Consider the following reaction:
$$\text{N}_2\text{O}_4(g) = 2\text{NO}_2(g);\;\Delta H^0 = +58\,\text{k}$$
For each of the following cases (a, b), the direction in which the equilibrium shifts is:
(a) Temperature is decreased.
(b) Pressure is increased by adding $$\text{N}_2$$ at constant T.

To determine how the equilibrium position shifts in the reaction

$$N_2O_4(g) \rightleftharpoons 2NO_2(g), \qquad \Delta H^\circ = +58\ \text{kJ mol}^{-1},$$

we apply Le Chatelier's Principle, which states that when a system at equilibrium is subjected to a change in concentration, temperature, or pressure, the equilibrium shifts in a direction that opposes the imposed change.

Since $$\Delta H^\circ$$ is positive, the forward reaction is endothermic and may be represented as

$$\text{Heat} + N_2O_4(g) \rightleftharpoons 2NO_2(g).$$

When the temperature is decreased, the system tends to produce heat to oppose the change. Therefore, the equilibrium shifts in the reverse (exothermic) direction, favouring the formation of $$N_2O_4$$. Hence, the equilibrium shifts towards the reactant side.
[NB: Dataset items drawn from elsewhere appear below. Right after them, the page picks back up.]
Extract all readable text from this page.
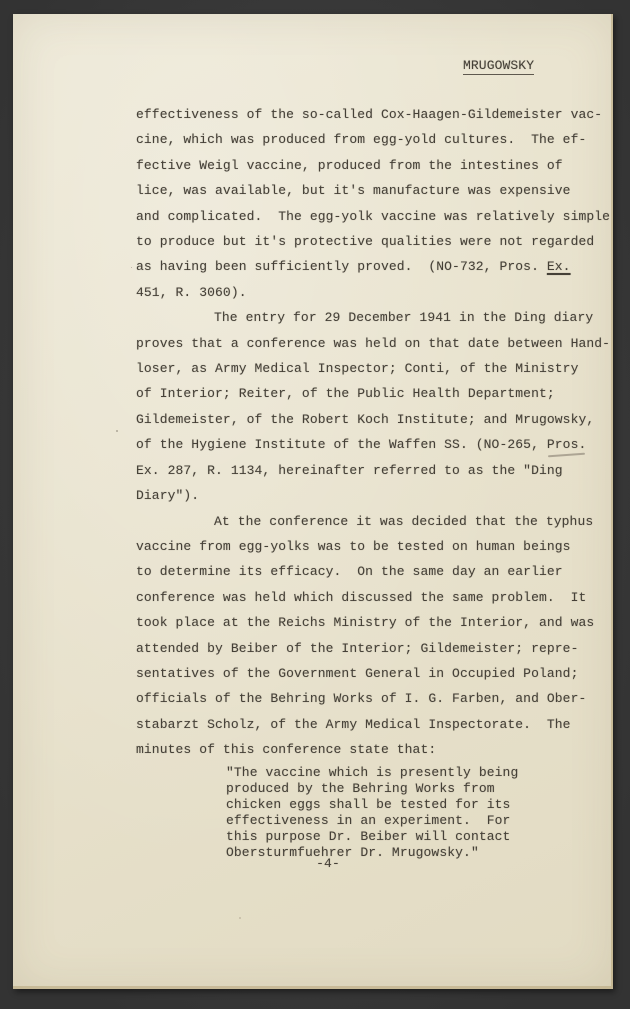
MRUGOWSKY
effectiveness of the so-called Cox-Haagen-Gildemeister vac-
cine, which was produced from egg-yold cultures.  The ef-
fective Weigl vaccine, produced from the intestines of
lice, was available, but it's manufacture was expensive
and complicated.  The egg-yolk vaccine was relatively simple
to produce but it's protective qualities were not regarded
as having been sufficiently proved.  (NO-732, Pros. Ex.
451, R. 3060).
The entry for 29 December 1941 in the Ding diary
proves that a conference was held on that date between Hand-
loser, as Army Medical Inspector; Conti, of the Ministry
of Interior; Reiter, of the Public Health Department;
Gildemeister, of the Robert Koch Institute; and Mrugowsky,
of the Hygiene Institute of the Waffen SS. (NO-265, Pros.
Ex. 287, R. 1134, hereinafter referred to as the "Ding
Diary").
At the conference it was decided that the typhus
vaccine from egg-yolks was to be tested on human beings
to determine its efficacy.  On the same day an earlier
conference was held which discussed the same problem.  It
took place at the Reichs Ministry of the Interior, and was
attended by Beiber of the Interior; Gildemeister; repre-
sentatives of the Government General in Occupied Poland;
officials of the Behring Works of I. G. Farben, and Ober-
stabarzt Scholz, of the Army Medical Inspectorate.  The
minutes of this conference state that:
"The vaccine which is presently being
produced by the Behring Works from
chicken eggs shall be tested for its
effectiveness in an experiment.  For
this purpose Dr. Beiber will contact
Obersturmfuehrer Dr. Mrugowsky."
-4-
When the pressure is increased by adding $$N_2$$ (an inert gas) at constant temperature, the partial pressures of $$N_2O_4$$ and $$NO_2$$ remain unchanged. Since the equilibrium expression depends only on the reacting species, the equilibrium position is not affected, and no shift occurs.

Hence,

• Case (a): Equilibrium shifts towards the reactant.
• Case (b): No change in the equilibrium position.

Therefore, the correct answer is (a) towards reactant, (b) no change.